Self-employed individuals may be able to claim the credit for the wages they paid to their employees, but they don’t qualify for their own self-employment earnings for this tax credit.

For guidance on the employee retention credit, consult Notice 2021-20, Notice 2021-23, Notice 2021-49, and Revenue Procedure 2021-33. The IRS also provides additional guidance on its website, but it may not be up to date.


The IRS issued its annual notice (Notice 2021-52) updating the special per diem rates for taxpayers to use in substantiating the amount of business expenses incurred while traveling away from home. The notice is applicable for the period October 1, 2021, to September 30, 2022, and thereby modifies the rates provided in Notice 2020-71 that were applicable for the period.
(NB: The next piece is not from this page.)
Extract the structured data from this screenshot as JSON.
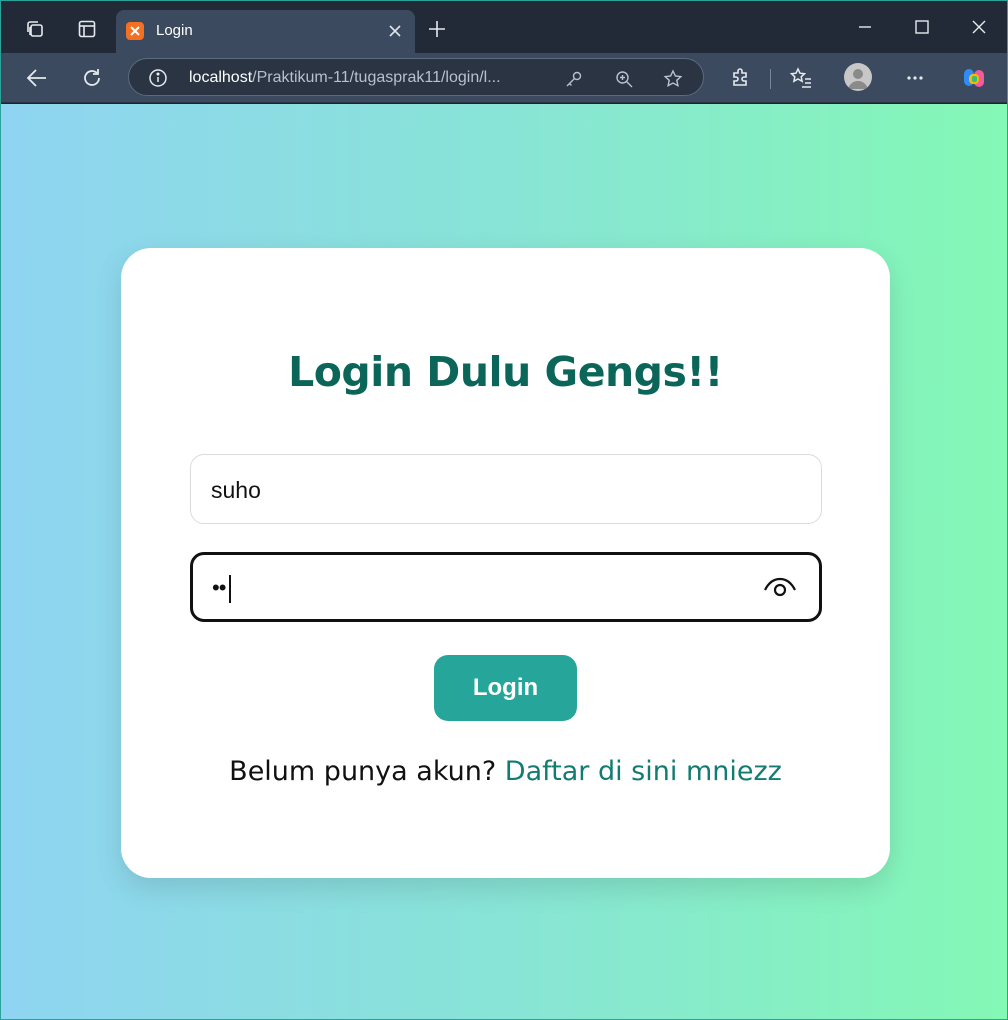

The new high-low substantiation per diem rates are $296 (previously $292) for travel to any high-cost locality (the key cities, counties, or other defined locations where costs are higher for per diem purposes) and $202 (previously $198) for travel to any other locality within the continental United States (CONUS). The new per diem rates for meals and incidental expenses only are $74 (previously $71) for travel to a high-cost locality and $64 (previously $60) for travel to any other locality within CONUS. There were a few changes in the high-cost locations. Hilton Head, S.C., was added; Rhode Island cities Jamestown, Middletown, and Newport were added for part of the year; and Gulf Breeze, Fla., was removed.

The 2021 tax year continues to be a challenging time for all taxpayers. It’s vital that taxpayers and tax preparers keep up with business and individual tax law changes, as the number of changes could lead to something being overlooked for 2021 tax filings. Being aware of some of these key announcements and notices should be helpful for taxpayers as they prepare for the 2021 tax season.